There was one thing she could take care of. With Jason driving, she was free to make phone calls. She rang the Police Scotland evidence facility, a large warehouse near the HQ at Gartcosh. Most of their cases relied on evidence stored at the site, where physical evidence and paperwork on unsolved cases ended up. The HCU were regular visitors, staggering back to their vehicles with boxes of files.
The phone was picked up on the third ring by someone who sounded frankly far too cheerful to be working in an evidence store. Karen identified herself and explained what she was after. ‘Four murders, May fifth, 1994,’ she said. ‘A Cessna was blown up in the skies above Galashiels. The dead were Richard Spencer, MP, his wife Mary and their friends Caroline Abbott and Ellie MacKinnon. I’m looking for the case files. In particular, I need the DNA analysis for the four victims.’
The evidence officer recited the details back to her and she confirmed them. ‘When do you want this?’ he asked, a little of the shine going off his voice.
‘I’m on my way to Glasgow. I’ll be heading back later this afternoon. Any chance you can have them for me then?’

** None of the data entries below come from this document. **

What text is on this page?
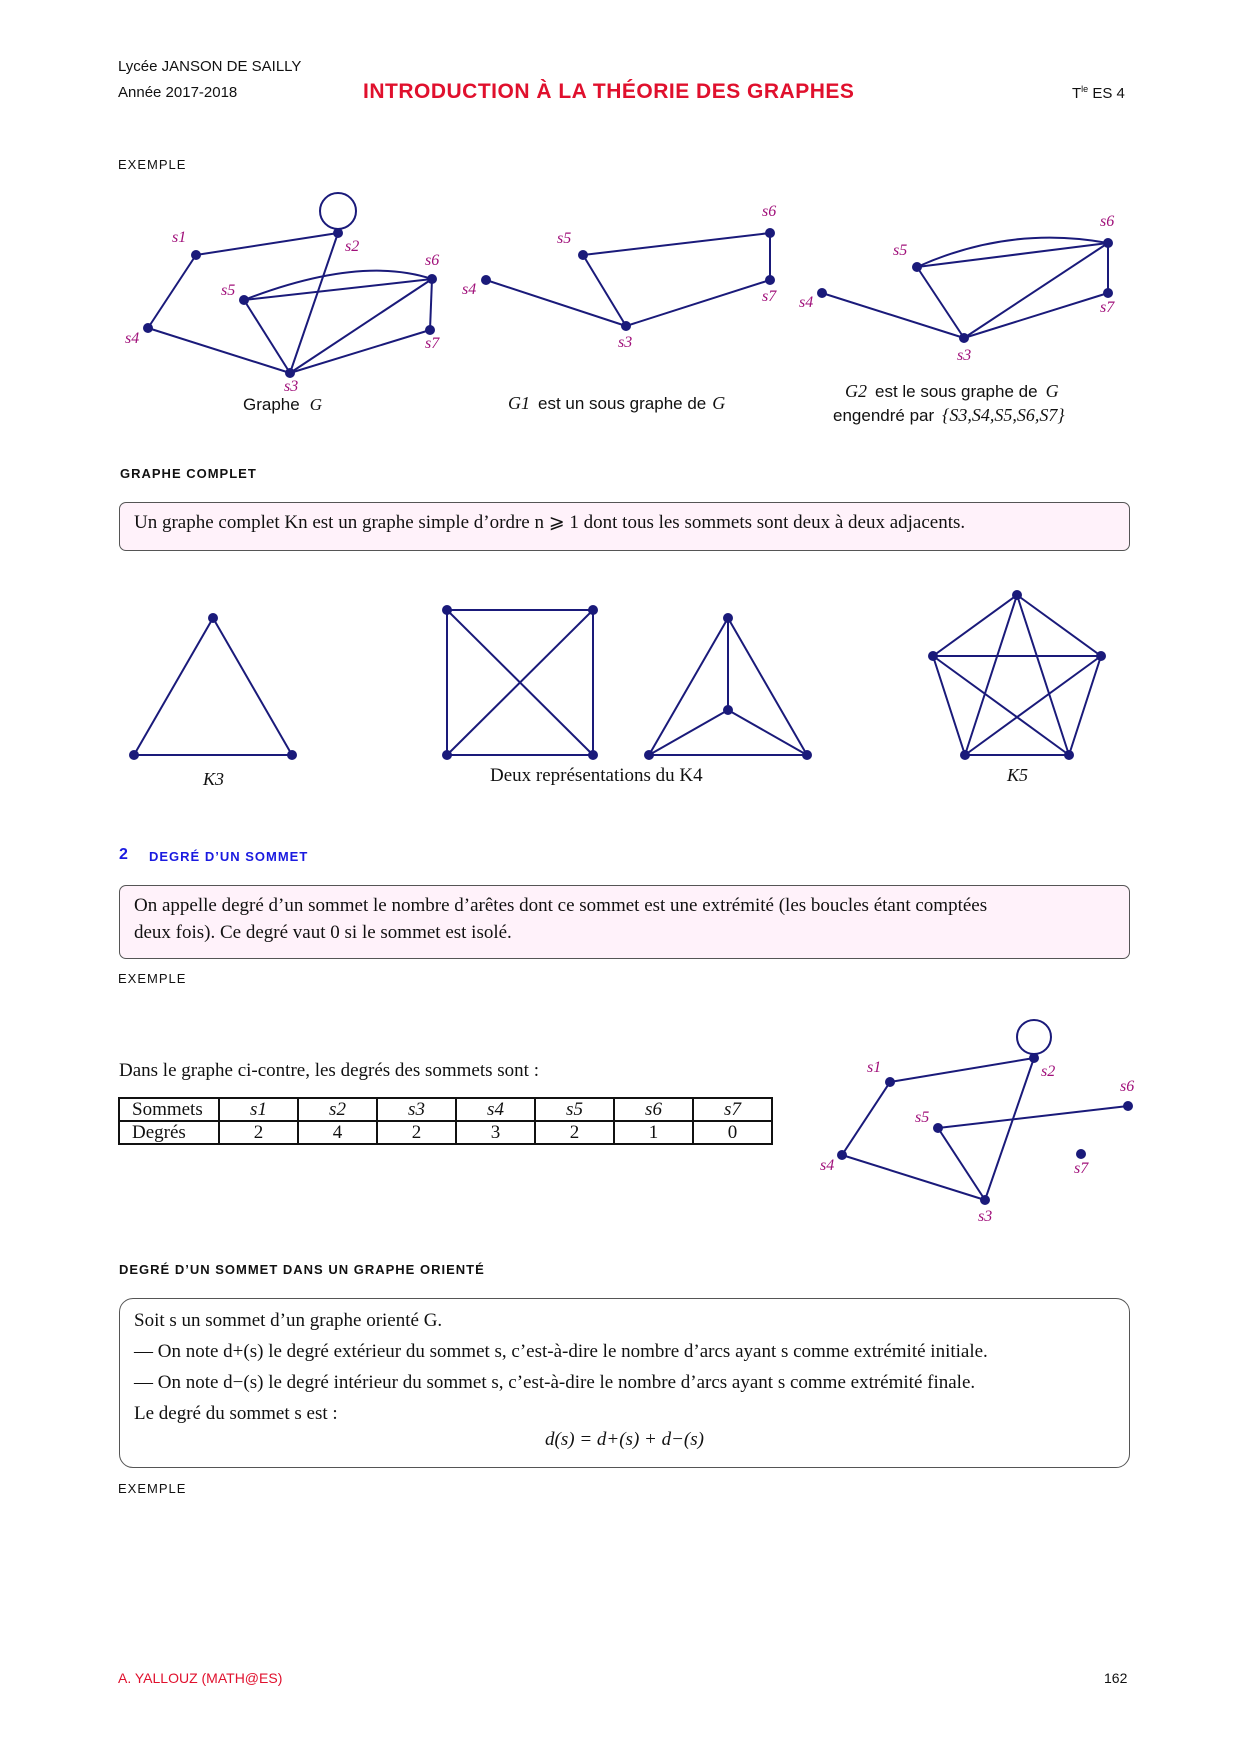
Lycée JANSON DE SAILLY
Année 2017-2018	INTRODUCTION À LA THÉORIE DES GRAPHES	$T^{le}$ ES 4
EXEMPLE
s1
s2
s4
s5
s6
s7
s3
Graphe G
s6
s5
s4	s7
s3
G1 est un sous graphe de G
s6
s5
s4	s7
s3
G2 est le sous graphe de G
engendré par {S3,S4,S5,S6,S7}
GRAPHE COMPLET
Un graphe complet Kn est un graphe simple d’ordre n ⩾ 1 dont tous les sommets sont deux à deux adjacents.
K3	Deux représentations du K4	K5
2 DEGRÉ D’UN SOMMET
On appelle degré d’un sommet le nombre d’arêtes dont ce sommet est une extrémité (les boucles étant comptées
deux fois). Ce degré vaut 0 si le sommet est isolé.
EXEMPLE
Dans le graphe ci-contre, les degrés des sommets sont :
Sommets	s1	s2	s3	s4	s5	s6	s7
Degrés	2	4	2	3	2	1	0
s1	s2
s6
s5
s4	s7
s3
DEGRÉ D’UN SOMMET DANS UN GRAPHE ORIENTÉ
Soit s un sommet d’un graphe orienté G.
— On note d+(s) le degré extérieur du sommet s, c’est-à-dire le nombre d’arcs ayant s comme extrémité initiale.
— On note d−(s) le degré intérieur du sommet s, c’est-à-dire le nombre d’arcs ayant s comme extrémité finale.
Le degré du sommet s est :
d(s) = d+(s) + d−(s)
EXEMPLE
A. YALLOUZ (MATH@ES)	162
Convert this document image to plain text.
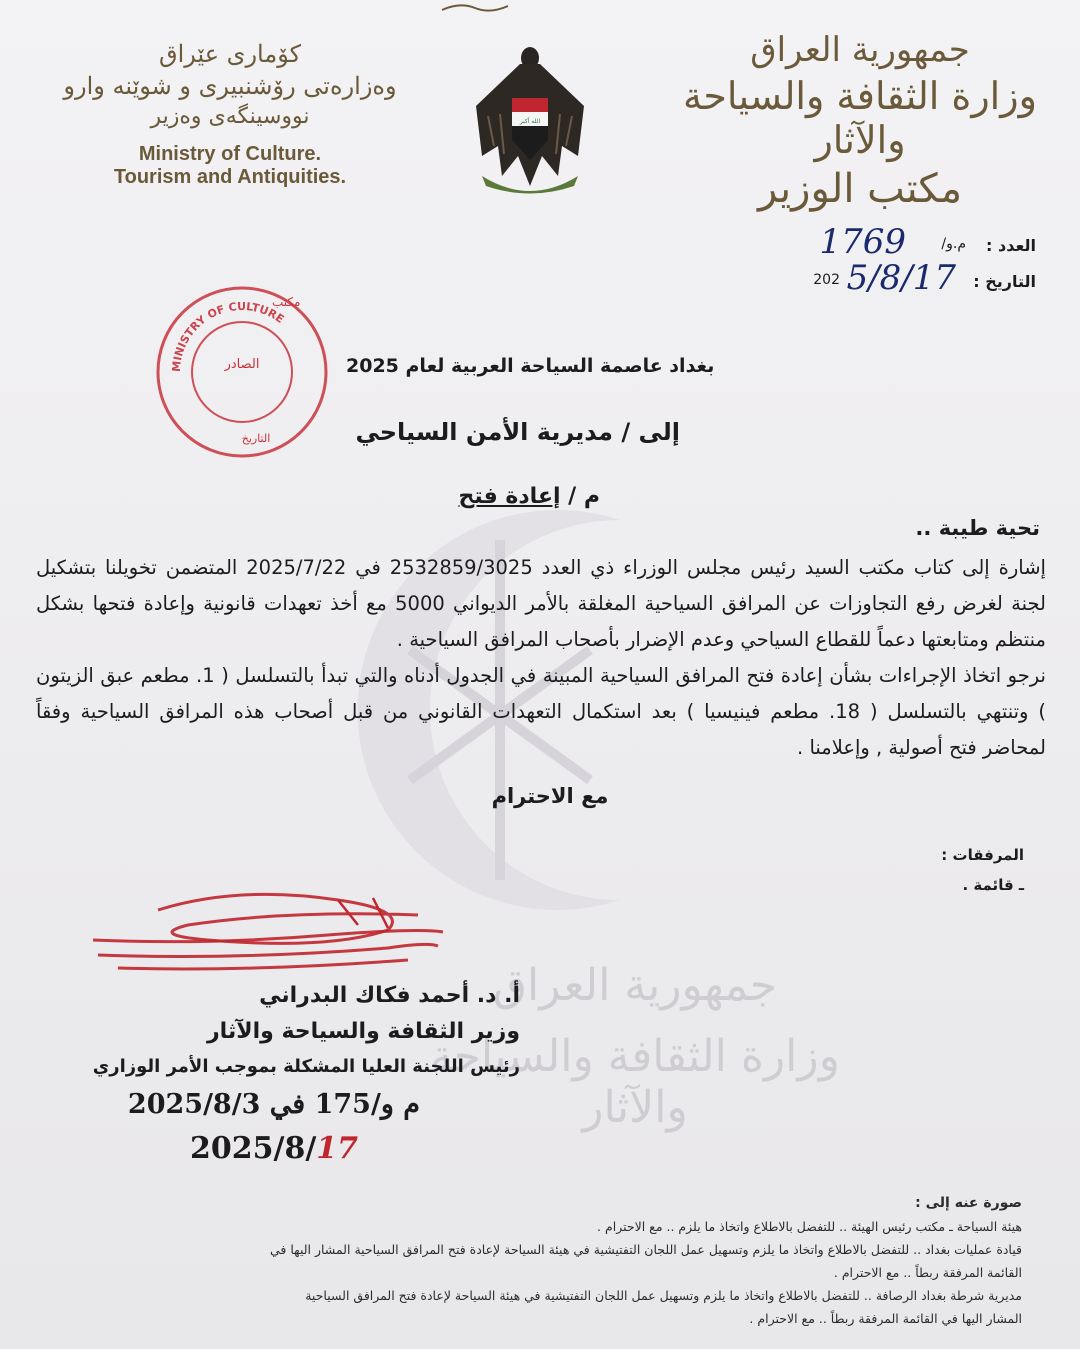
جمهورية العراق
وزارة الثقافة والسياحة والآثار
جمهورية العراق
وزارة الثقافة والسياحة والآثار
مكتب الوزير
الله أكبر
کۆماری عێراق
وەزارەتی رۆشنبیری و شوێنە وارو
نووسینگەی وەزیر
Ministry of Culture.
Tourism and Antiquities.
العدد :
م.و/
1769
التاريخ :
5/8/17
202
MINISTRY OF CULTURE
مكتب
الصادر
التاريخ
بغداد عاصمة السياحة العربية لعام 2025
إلى / مديرية الأمن السياحي
م / إعادة فتح
تحية طيبة ..

إشارة إلى كتاب مكتب السيد رئيس مجلس الوزراء ذي العدد 2532859/3025 في 2025/7/22 المتضمن تخويلنا بتشكيل لجنة لغرض رفع التجاوزات عن المرافق السياحية المغلقة بالأمر الديواني 5000 مع أخذ تعهدات قانونية وإعادة فتحها بشكل منتظم ومتابعتها دعماً للقطاع السياحي وعدم الإضرار بأصحاب المرافق السياحية .

نرجو اتخاذ الإجراءات بشأن إعادة فتح المرافق السياحية المبينة في الجدول أدناه والتي تبدأ بالتسلسل ( 1. مطعم عبق الزيتون ) وتنتهي بالتسلسل ( 18. مطعم فينيسيا ) بعد استكمال التعهدات القانوني من قبل أصحاب هذه المرافق السياحية وفقاً لمحاضر فتح أصولية , وإعلامنا .

مع الاحترام
المرفقات :
ـ قائمة .
أ. د. أحمد فكاك البدراني
وزير الثقافة والسياحة والآثار
رئيس اللجنة العليا المشكلة بموجب الأمر الوزاري
م و/175 في 2025/8/3
2025/8/17
صورة عنه إلى :
هيئة السياحة ـ مكتب رئيس الهيئة .. للتفضل بالاطلاع واتخاذ ما يلزم .. مع الاحترام .
قيادة عمليات بغداد .. للتفضل بالاطلاع واتخاذ ما يلزم وتسهيل عمل اللجان التفتيشية في هيئة السياحة لإعادة فتح المرافق السياحية المشار اليها في
القائمة المرفقة ربطاً .. مع الاحترام .
مديرية شرطة بغداد الرصافة .. للتفضل بالاطلاع واتخاذ ما يلزم وتسهيل عمل اللجان التفتيشية في هيئة السياحة لإعادة فتح المرافق السياحية
المشار اليها في القائمة المرفقة ربطاً .. مع الاحترام .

‘If you can leave it till after four, I’ll have them ready for you, Chief Inspector.’
‘Excellent. See you later.’ She ended the call. ‘Wee detour via the evidence store on the way back.’
‘Did I hear you saying “plane crash”? What’s that all about?’
‘It’s another cold case I’ve been taking a wee look at. It’s why the Macaroon was on the warpath with me the other day. I didn’t go down to London at the weekend for fun. I was following up
a couple of leads.’
‘It’s not on the whiteboard,’ he said, referring to the list of cases in which they were taking an interest.
‘No,’ Karen agreed. ‘I wasn’t sure if there was anything for us. But the more I look into it, the more I think what happened in 1994 is not what everybody thinks.’
Jason frowned, puzzled. ‘What? You mean the plane wasn’t blown up?’
‘The plane was blown up all right. But maybe we were wrong about the identity of the killers.’
‘But . . . if we’re looking at it, that means it was unsolved, right? But what you’re saying sounds like we knew who did it. I don’t understand.’
Karen stifled a sigh and shifted in her seat, slipping the upper half of the seat belt behind her to ease the pressure on her bruised shoulder. ‘They assumed it was the IRA or a Republican splinter group because one of the victims was a former Northern Ireland minister and the Republicans were pretty active at the time.’
‘And you think they were wrong?’
‘I do.’
‘How?’
‘I’m beginning to think that Richard Spencer wasn’t the target.’ Karen outlined what she’d found out so far and what she suspected about Gabriel Abbott’s death.
Jason’s apparent confusion grew as she spoke. ‘I’m not seeing what you’re seeing, boss,’ he said. ‘It all sounds like you’re making something out of nothing.’
Karen swithered for a moment. Then she decided. ‘If it’s something out of nothing, how come somebody tried to kill me last night?’
He turned to face her, horror in his eyes. ‘What?’
‘Watch the road, for fuck’s sake, Jason.’
He dragged his attention back to his driving. ‘Are you serious?’